L’adsorption sélective
En comparaison à d’autres techniques, un des avantages de l’adsorption est qu’elle est non destructive par rapport aux NTC. L’une des méthodes la plus efficace est l’enrobage des NTC avec des séquences d’ADN particulière qui permettent d’enrober spécifiquement une chiralité de NTC et ensuite de les séparer par chromatographie échangeuse d’ions (Figure I-13) [46] [47] [48]. Chaque chiralité peut être séparée avec cette technique mais en très faible quantité pour un très fort coût. D’autres molécules ont été étudiées comme les porphyrines avec une séparation par extraction selon la solubilité [49]ou le bromure avec une séparation par centrifugation après fonctionnalisation [50].
D’autres méthodes d’adsorption existent, par exemple l’enrobage des NTC avec un polymère conjugué qui peut amener à la solubilisation sélective en fonction du diamètre mais aussi pour des NTC métalliques ou semi-conducteurs [33],[53] [54] [55]. En effet, l’étude de Nish et al. montre que l’enrobage des NTC Comocat dans le polymère polyfluorène (PFO) suivi par la centrifugation permet d’obtenir des NTC semi-conducteurs. En comparaison avec un enrobage des NTC par le surfactant dodécylbenzènesulfonate de sodium (SDBS), les NTC métalliques ont disparu sur les spectres Raman des NTC enrobés par le PFO montrant une interaction électronique spécifique entre le PFO et les NTC semiconducteurs.

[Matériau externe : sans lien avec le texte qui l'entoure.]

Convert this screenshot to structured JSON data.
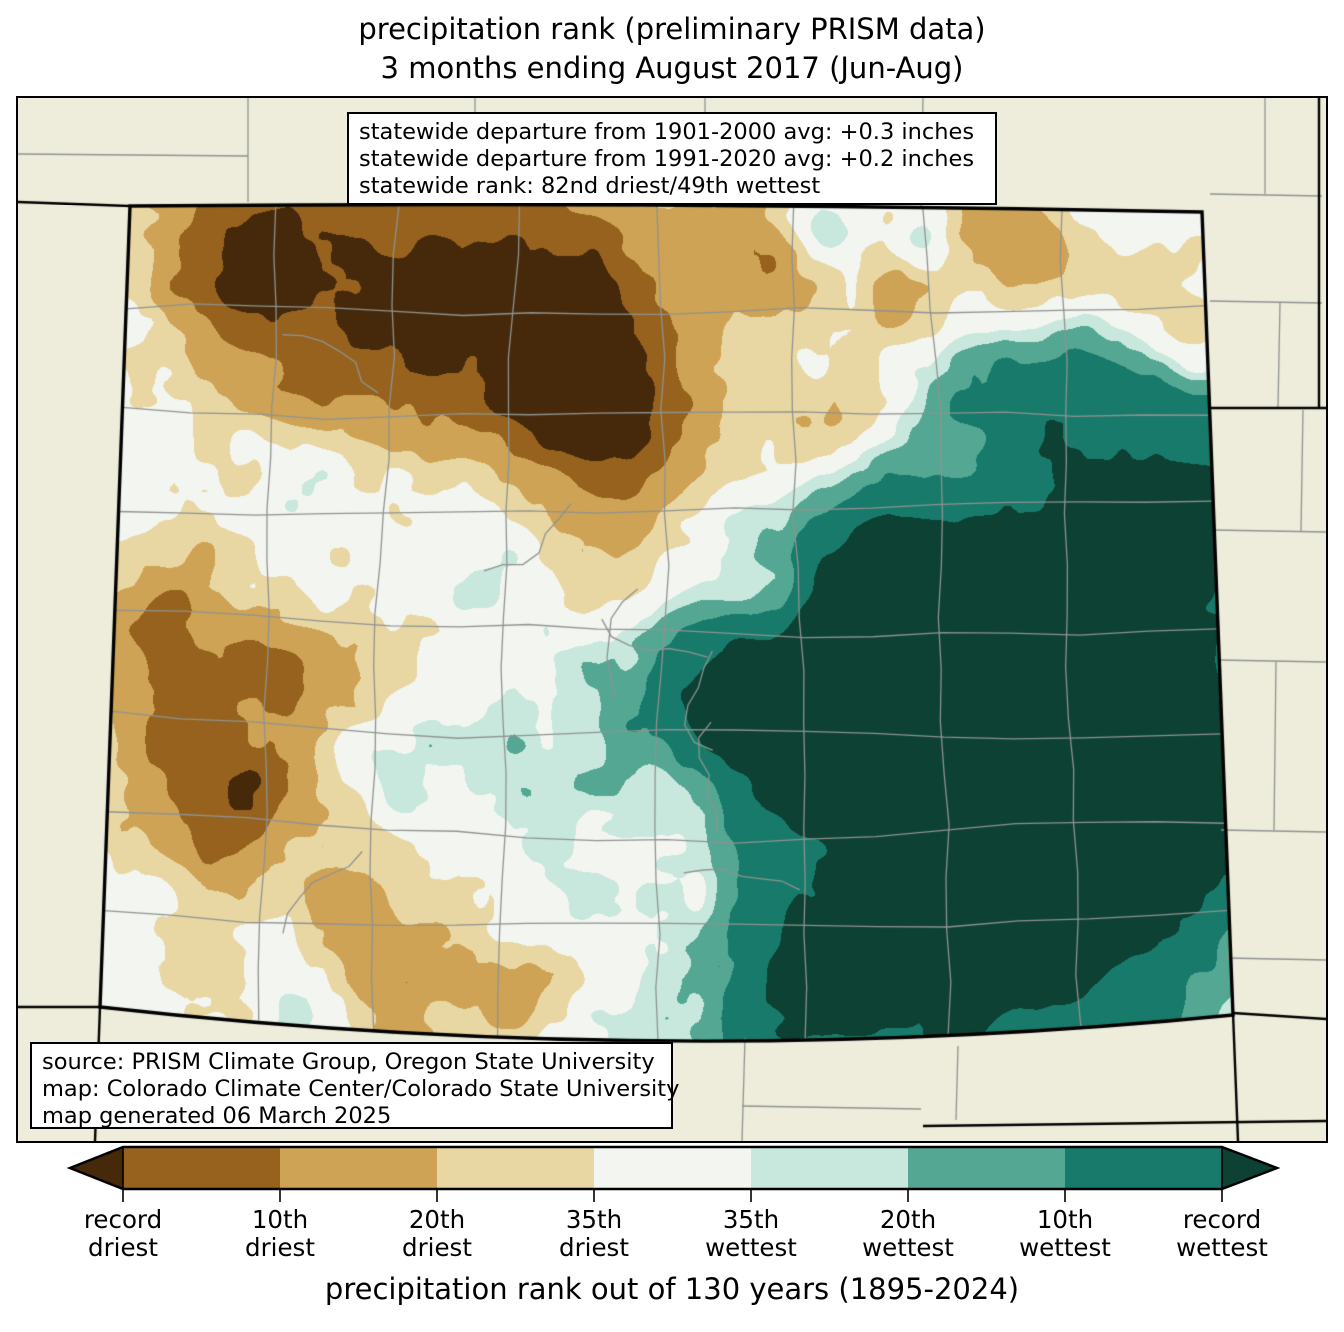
{
  "title": {
    "line1": "precipitation rank (preliminary PRISM data)",
    "line2": "3 months ending August 2017 (Jun-Aug)"
  },
  "stats_box": {
    "lines": [
      "statewide departure from 1901-2000 avg: +0.3 inches",
      "statewide departure from 1991-2020 avg: +0.2 inches",
      "statewide rank: 82nd driest/49th wettest"
    ]
  },
  "source_box": {
    "lines": [
      "source: PRISM Climate Group, Oregon State University",
      "map: Colorado Climate Center/Colorado State University",
      "map generated 06 March 2025"
    ]
  },
  "legend": {
    "caption": "precipitation rank out of 130 years (1895-2024)",
    "labels": [
      "record\ndriest",
      "10th\ndriest",
      "20th\ndriest",
      "35th\ndriest",
      "35th\nwettest",
      "20th\nwettest",
      "10th\nwettest",
      "record\nwettest"
    ],
    "segment_order": [
      "driest_10",
      "driest_20",
      "driest_35",
      "near_normal",
      "wettest_35",
      "wettest_20",
      "wettest_10"
    ],
    "arrow_left": "record_driest",
    "arrow_right": "record_wettest"
  },
  "palette": {
    "record_driest": "#46290a",
    "driest_10": "#96621d",
    "driest_20": "#cfa355",
    "driest_35": "#e9d7a3",
    "near_normal": "#f3f5f1",
    "wettest_35": "#c8e8de",
    "wettest_20": "#54a793",
    "wettest_10": "#187a6b",
    "record_wettest": "#0c4134"
  },
  "map": {
    "region": "Colorado",
    "quantity": "precipitation rank",
    "outside_fill": "#eeeddb",
    "county_line_color": "#8f9390",
    "state_border_color": "#000000",
    "field": {
      "thresholds": [
        -0.6,
        -0.4,
        -0.22,
        -0.08,
        0.08,
        0.18,
        0.34,
        0.62
      ],
      "bins": [
        "record_driest",
        "driest_10",
        "driest_20",
        "driest_35",
        "near_normal",
        "wettest_35",
        "wettest_20",
        "wettest_10",
        "record_wettest"
      ],
      "noise": [
        {
          "scale": 95,
          "amp": 0.13
        },
        {
          "scale": 38,
          "amp": 0.08
        },
        {
          "scale": 17,
          "amp": 0.04
        }
      ],
      "centers": [
        {
          "u": 0.2,
          "v": 0.05,
          "s": 0.11,
          "a": -0.45
        },
        {
          "u": 0.34,
          "v": 0.16,
          "s": 0.09,
          "a": -0.48
        },
        {
          "u": 0.1,
          "v": 0.09,
          "s": 0.06,
          "a": -0.38
        },
        {
          "u": 0.44,
          "v": 0.08,
          "s": 0.06,
          "a": -0.4
        },
        {
          "u": 0.475,
          "v": 0.3,
          "s": 0.07,
          "a": -0.52
        },
        {
          "u": 0.42,
          "v": 0.22,
          "s": 0.06,
          "a": -0.35
        },
        {
          "u": 0.57,
          "v": 0.06,
          "s": 0.05,
          "a": -0.33
        },
        {
          "u": 0.64,
          "v": 0.27,
          "s": 0.055,
          "a": -0.4
        },
        {
          "u": 0.83,
          "v": 0.05,
          "s": 0.05,
          "a": -0.36
        },
        {
          "u": 0.96,
          "v": 0.14,
          "s": 0.045,
          "a": -0.32
        },
        {
          "u": 0.72,
          "v": 0.1,
          "s": 0.04,
          "a": -0.3
        },
        {
          "u": 0.045,
          "v": 0.5,
          "s": 0.055,
          "a": -0.35
        },
        {
          "u": 0.05,
          "v": 0.68,
          "s": 0.065,
          "a": -0.4
        },
        {
          "u": 0.13,
          "v": 0.73,
          "s": 0.05,
          "a": -0.45
        },
        {
          "u": 0.16,
          "v": 0.57,
          "s": 0.045,
          "a": -0.28
        },
        {
          "u": 0.27,
          "v": 0.93,
          "s": 0.05,
          "a": -0.38
        },
        {
          "u": 0.37,
          "v": 0.96,
          "s": 0.04,
          "a": -0.3
        },
        {
          "u": 0.21,
          "v": 0.84,
          "s": 0.04,
          "a": -0.25
        },
        {
          "u": 0.6,
          "v": 0.47,
          "s": 0.03,
          "a": -0.28
        },
        {
          "u": 0.655,
          "v": 0.68,
          "s": 0.025,
          "a": -0.22
        },
        {
          "u": 0.8,
          "v": 0.58,
          "s": 0.17,
          "a": 0.7
        },
        {
          "u": 0.68,
          "v": 0.52,
          "s": 0.08,
          "a": 0.45
        },
        {
          "u": 0.63,
          "v": 0.63,
          "s": 0.07,
          "a": 0.45
        },
        {
          "u": 0.545,
          "v": 0.6,
          "s": 0.05,
          "a": 0.4
        },
        {
          "u": 0.76,
          "v": 0.88,
          "s": 0.11,
          "a": 0.6
        },
        {
          "u": 0.62,
          "v": 0.93,
          "s": 0.07,
          "a": 0.42
        },
        {
          "u": 0.93,
          "v": 0.78,
          "s": 0.11,
          "a": 0.58
        },
        {
          "u": 0.96,
          "v": 0.38,
          "s": 0.09,
          "a": 0.55
        },
        {
          "u": 0.88,
          "v": 0.2,
          "s": 0.05,
          "a": 0.32
        },
        {
          "u": 0.64,
          "v": 0.035,
          "s": 0.022,
          "a": 0.3
        },
        {
          "u": 0.735,
          "v": 0.05,
          "s": 0.02,
          "a": 0.26
        },
        {
          "u": 0.43,
          "v": 0.62,
          "s": 0.045,
          "a": 0.14
        },
        {
          "u": 0.37,
          "v": 0.75,
          "s": 0.04,
          "a": 0.13
        }
      ]
    }
  }
}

Enfin, les NTC peuvent aussi être séparés par chromatographie comme pour des molécules chimiques. Tanaka et al. ont développé une technique de chromatographie avec des colonnes de gel d’agarose [56]. Les NTC dispersés dans le dodécylsulfate de sodium (SDS) sont adsorbés sur le gel d’agarose de manière sélective (Figure I-16) c’est-à-dire que les NTC métalliques sortent de la colonne alors que les NTC semi-conducteurs restent piégés et sont élués de la colonne par la suite par désorption avec un autre surfactant (le sodium deoxycholate(DOC)).